2008-04-24 14:22:57 | Weblog
4月24日 木曜日
吸血鬼/浜辺の少女 13 (小説)
ひんやりとした夏子の唇の感触が、夏子の家にむかっている隼人の唇にある。夏子のことを思っただけで胸の動悸が高鳴る。体が熱っぽくなる。すきだぁ。夏子のことすきだ。おれの恋人はバンパイァだぁ。と心の中でさけんだ。夏子はたぶんバンパイァとよばれることをいやがるのだろう。
 照れ屋の隼人にやっと恋人ができた。それも会ってすぐの、一目ぼれの恋人だ。
 A BOY MEETS A GIRL. そして恋におちる。 こんなことがおきるとは夢にもおもおわなかつた。あったとたんの恋人宣言。
 夏子の邸宅は、街の西南の地、鹿沼富士の裾野にある雑木林の奥にあった。隣接して五月カントリー倶楽部がある。なんども通った道のような既視感があるのは夏子の記憶が隼人の脳にプリントされたからだ。
 鋳鉄製の先は槍のように尖った塀にとりかこまれている。襲撃にあったあとだ。隼人は木刀を身にかくして門をくぐった。ちらりとみた表札は、雨野京十郎と時代がかったもの
だった。
「画材はすべてそろえてあるわ」
 再会の第一声、夏子の唇から洩れた言葉がそれだ。
「おもうように筆をすすめるのよ。

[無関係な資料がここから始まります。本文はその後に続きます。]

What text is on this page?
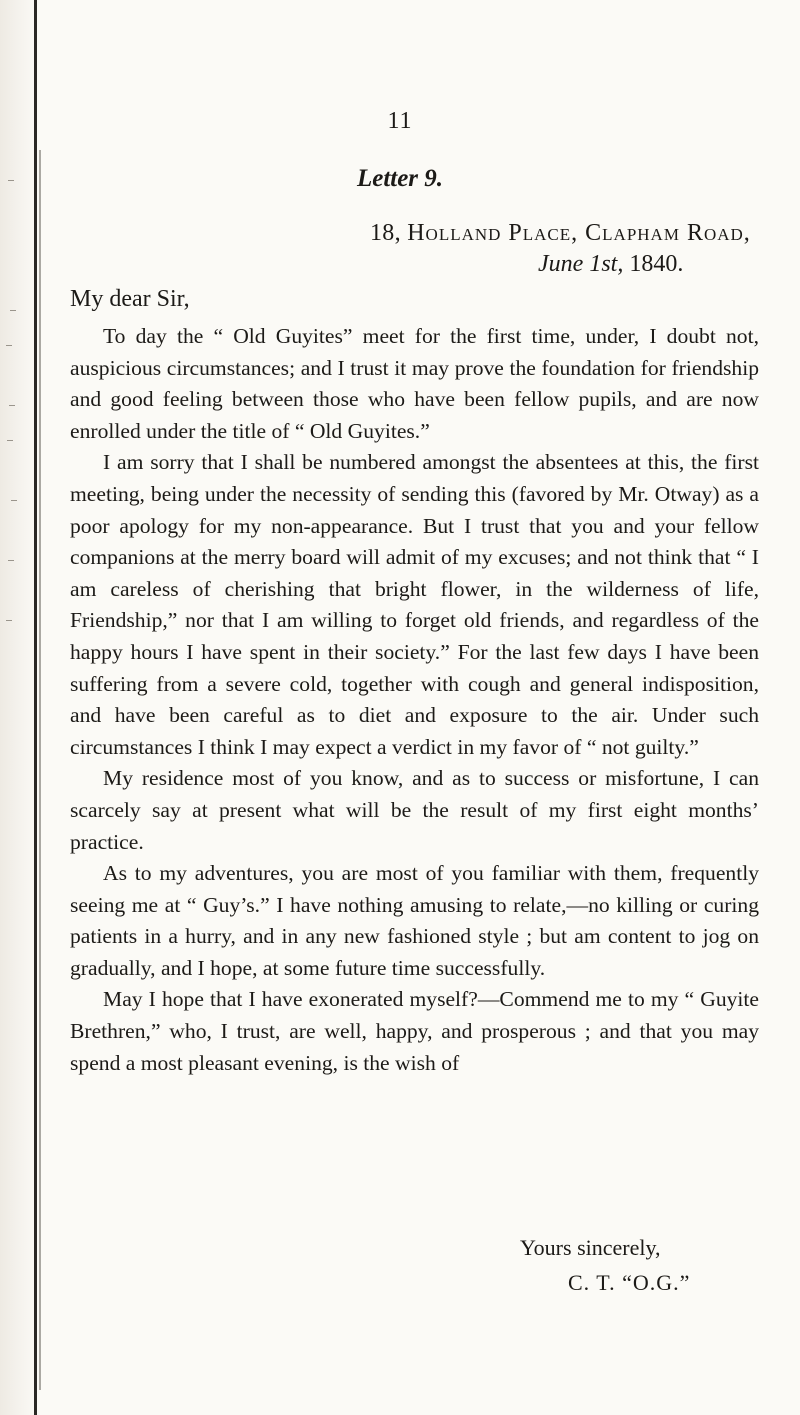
11
Letter 9.
18, Holland Place, Clapham Road,
June 1st, 1840.
My dear Sir,

To day the “ Old Guyites” meet for the first time, under, I doubt not, auspicious circumstances; and I trust it may prove the foundation for friendship and good feeling between those who have been fellow pupils, and are now enrolled under the title of “ Old Guyites.”

I am sorry that I shall be numbered amongst the absentees at this, the first meeting, being under the necessity of sending this (favored by Mr. Otway) as a poor apology for my non-appearance. But I trust that you and your fellow companions at the merry board will admit of my excuses; and not think that “ I am careless of cherishing that bright flower, in the wilderness of life, Friendship,” nor that I am willing to forget old friends, and regardless of the happy hours I have spent in their society.” For the last few days I have been suffering from a severe cold, together with cough and general indisposition, and have been careful as to diet and exposure to the air. Under such circumstances I think I may expect a verdict in my favor of “ not guilty.”

My residence most of you know, and as to success or misfortune, I can scarcely say at present what will be the result of my first eight months’ practice.

As to my adventures, you are most of you familiar with them, frequently seeing me at “ Guy’s.” I have nothing amusing to relate,—no killing or curing patients in a hurry, and in any new fashioned style ; but am content to jog on gradually, and I hope, at some future time successfully.

May I hope that I have exonerated myself?—Commend me to my “ Guyite Brethren,” who, I trust, are well, happy, and prosperous ; and that you may spend a most pleasant evening, is the wish of

Yours sincerely,
C. T. “O.G.”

隼人の感性のときめきのままに……描いていけばいいのよ……」
 夏子がよりそってくる。
 柑橘類のイイ匂いがする。なんていう香水なのか。夏子の体臭なのかもしれない。キスしたいのをがまんする。
 隼人は夏子をモデルに絵をかきつづけた。
 ずつとむかしから夏子をモデルにこうして絵をかいてきたような心地がする。心が高揚している。

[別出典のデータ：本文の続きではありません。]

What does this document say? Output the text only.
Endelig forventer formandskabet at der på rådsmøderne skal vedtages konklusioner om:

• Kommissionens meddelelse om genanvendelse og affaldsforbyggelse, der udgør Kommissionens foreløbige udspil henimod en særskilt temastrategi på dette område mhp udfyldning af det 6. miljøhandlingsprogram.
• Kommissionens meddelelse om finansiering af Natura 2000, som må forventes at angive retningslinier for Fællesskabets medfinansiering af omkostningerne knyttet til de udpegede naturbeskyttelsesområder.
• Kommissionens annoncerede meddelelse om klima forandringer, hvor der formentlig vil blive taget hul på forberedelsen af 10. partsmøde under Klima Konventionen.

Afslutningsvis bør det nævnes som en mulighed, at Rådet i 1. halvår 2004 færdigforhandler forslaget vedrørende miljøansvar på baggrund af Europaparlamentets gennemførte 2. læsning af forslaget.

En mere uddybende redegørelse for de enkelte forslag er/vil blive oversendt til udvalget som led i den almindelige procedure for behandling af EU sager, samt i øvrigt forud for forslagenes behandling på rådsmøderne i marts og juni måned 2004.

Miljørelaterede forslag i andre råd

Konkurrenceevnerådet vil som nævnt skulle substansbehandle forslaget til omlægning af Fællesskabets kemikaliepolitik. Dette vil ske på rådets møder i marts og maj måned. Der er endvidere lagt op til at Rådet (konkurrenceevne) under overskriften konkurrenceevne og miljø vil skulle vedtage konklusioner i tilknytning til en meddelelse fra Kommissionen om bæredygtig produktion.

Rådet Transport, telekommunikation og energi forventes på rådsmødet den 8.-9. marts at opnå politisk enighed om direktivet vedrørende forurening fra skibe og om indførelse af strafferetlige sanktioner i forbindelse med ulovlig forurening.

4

 どうしていままで、人物を描かなかったのか不思議だった。なつかしい人に会えた。隼人は母の顔をしらなかった。剣道の師範である祖父に育てられた。これからはこの人だけを書きつづける。やっと絵筆をとることができた。絵を描くことはあきらめていた。実技はなかばあきらめていた。それで、西洋美術史を専攻していた。
クラブ活動ではときおり油絵を描いていた。たのしくはなかった。それが嘘みたいだ。夏子とむかいあって、彼女の肖像を描いているとふつふつと意欲がわきあがってくる。そんな隼人を夏子は愛おしそうに目を細めて眺めている。

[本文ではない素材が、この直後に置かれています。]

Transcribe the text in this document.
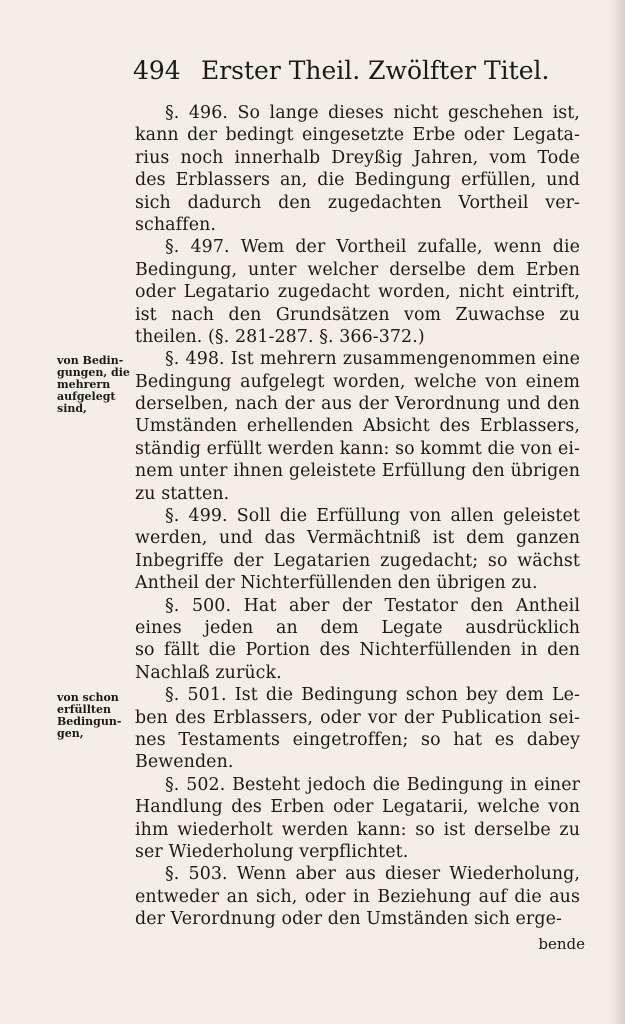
494 Erster Theil. Zwölfter Titel.
§. 496. So lange dieses nicht geschehen ist,
kann der bedingt eingesetzte Erbe oder Legata-
rius noch innerhalb Dreyßig Jahren, vom Tode
des Erblassers an, die Bedingung erfüllen, und
sich dadurch den zugedachten Vortheil ver-
schaffen.
§. 497. Wem der Vortheil zufalle, wenn die
Bedingung, unter welcher derselbe dem Erben
oder Legatario zugedacht worden, nicht eintrift,
ist nach den Grundsätzen vom Zuwachse zu
theilen. (§. 281-287. §. 366-372.)
§. 498. Ist mehrern zusammengenommen eine
Bedingung aufgelegt worden, welche von einem
derselben, nach der aus der Verordnung und den
Umständen erhellenden Absicht des Erblassers,
ständig erfüllt werden kann: so kommt die von ei-
nem unter ihnen geleistete Erfüllung den übrigen
zu statten.
§. 499. Soll die Erfüllung von allen geleistet
werden, und das Vermächtniß ist dem ganzen
Inbegriffe der Legatarien zugedacht; so wächst
Antheil der Nichterfüllenden den übrigen zu.
§. 500. Hat aber der Testator den Antheil
eines jeden an dem Legate ausdrücklich
so fällt die Portion des Nichterfüllenden in den
Nachlaß zurück.
§. 501. Ist die Bedingung schon bey dem Le-
ben des Erblassers, oder vor der Publication sei-
nes Testaments eingetroffen; so hat es dabey
Bewenden.
§. 502. Besteht jedoch die Bedingung in einer
Handlung des Erben oder Legatarii, welche von
ihm wiederholt werden kann: so ist derselbe zu
ser Wiederholung verpflichtet.
§. 503. Wenn aber aus dieser Wiederholung,
entweder an sich, oder in Beziehung auf die aus
der Verordnung oder den Umständen sich erge-
von Bedin-
gungen, die
mehrern
aufgelegt
sind,
von schon
erfüllten
Bedingun-
gen,
bende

全国大学美術連盟の秋の展覧会にはひさしぶりで出品してみよう。落選つづきだ。
 おなじ美術部に属する仲間の川島信孝は大判の画集の並んだ書架に、美術展での受賞の証として、金色にきらめく賞牌や楯を飾っている。それをみせつけられて屈辱感に苛まれた。
そのあげく、あきらめた油絵だ。
そのあげく、すてた実技だ。
やはり絵筆をとるのはたのしい。快楽だ。オイルの匂いもいい。絵筆がキャンパスをはしる筆触がここちよい。心のおもむくまま筆がはしる。何年もこうして夏子を描きつづけてきたようななつかしさがある。芸術家だけがあじわえる至福の時だった。純粋な存在に隼人と夏子はなっていた。クリスタルの中で生きているようだ。
「その気持ち。それがいいのよ」
 夏子の見えない髪がのびてきて隼人の精気をすいとる。
「ああ、すてき。すばらしいわ。こんなに純粋な精気をすうのははじめてよ」
 隼人と夏子の心が交感しあっている。
 隼人のよろこびは、夏子のよろこびだ。
 夏子に精気をすわれることによって、隼人はさらに高い芸術の境地へとのぼりつめる。